晋棠下午醒来时,天光已从炽白转为柔和的淡金。
他躺在龙床上,望着明黄帐顶繁复的龙纹,没有立刻唤人。
身体依旧沉乏,但脑子里却像是被清冽的泉水洗过,那种长久以来挥之不去的黏稠昏沉消散了。
像是一直被强行按在水下的头颅,终于能探出水面,吸到了一口清冽的空气,虽然身体还在水里泡得发冷发僵,但呼吸是顺畅的,视线是清晰的。
晋棠缓慢地眨了眨眼,甚至能数清帐顶那尾金龙共有多少片鳞甲。
然后……
好饿。
甚至饿到肚子叫了。
这对晋棠来说属实是一件稀奇事儿。
寝殿里太安静了,这声音便显得格外突兀。
晋棠脸颊一热,下意识按住腹部,仿佛这样就能让那丢人的声响停下来。
他还没完全从那种初醒的清明和饥饿的冲击里回过神,就听见外间传来极轻的脚步声,有人撩开了层叠的帷帐。
是萧黎。
他应该是早就守在外面,听到动静才进来的,冷峻的面容在看到晋棠醒来时,明显柔和了下来,那双向来深邃的眼眸里,清晰地映出了晋棠按着肚子的窘迫模样。

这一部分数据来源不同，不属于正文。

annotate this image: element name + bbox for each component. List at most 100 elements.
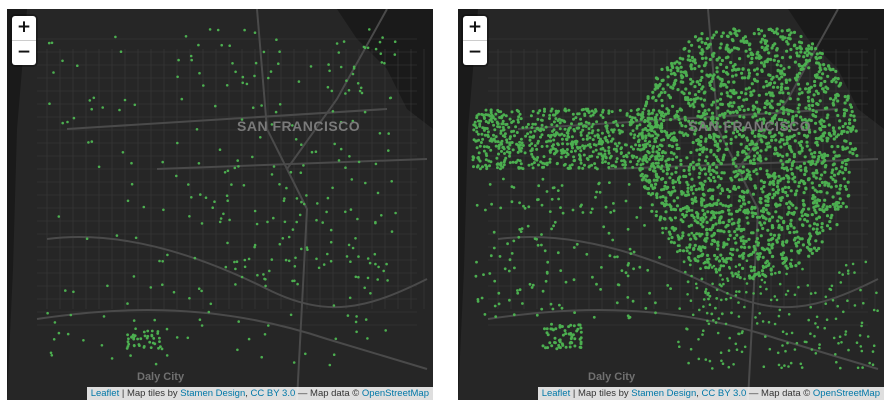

萧黎的目光在他脸上和腹部之间极快地扫了一个来回,嘴角向上弯起了一个极其细微的弧度。
他笑了。
“陛下醒了?”萧黎的声音也比平日更低柔些,走近床边,很自然地伸出手,掌心覆在晋棠的额头上试了试温度,“没有发热,感觉如何?可还有哪里不适?”
微凉的掌心贴在额上,干燥而稳定。
晋棠心跳莫名漏了一拍,忘了腹中的鸣叫,只怔怔地看着萧黎近在咫尺的脸,看着他眼中自己的倒影,还有那尚未完全褪去的笑意。
好想萧黎的手一直这么贴着自己。
这个念头让晋棠耳根微微发烫,他垂下眼睫,避开萧黎过于专注的视线,声音有些发干:“没、没什么不适,就是……”
肚子又在这时不争气地叫了一声,比刚才更响亮。
萧黎眼中的笑意更深了,他收回手:“陛下是饿了,睡了这么久也该饿了,王忠。”
一直候在外间的王忠立刻应声:“老奴在。”
“去传膳。”萧黎吩咐。
王忠“诶”了一声,转身就要去。
“等等。”晋棠却忽然开口,声音还带着刚醒的微哑,却异常清晰,“多准备点儿。”
王忠一愣,随即脸上绽开巨大的惊喜,连声应道:“是是是!老奴明白!定让御膳房多备些陛下合口的!”说罢,小跑着出去了。
萧黎也因晋棠这句话,眼底的光芒更盛。
他从旁边的温着的茶壶里倒出一杯参茶,试了试温度,递到晋棠唇边:“陛下先润润喉,膳食马上就来。”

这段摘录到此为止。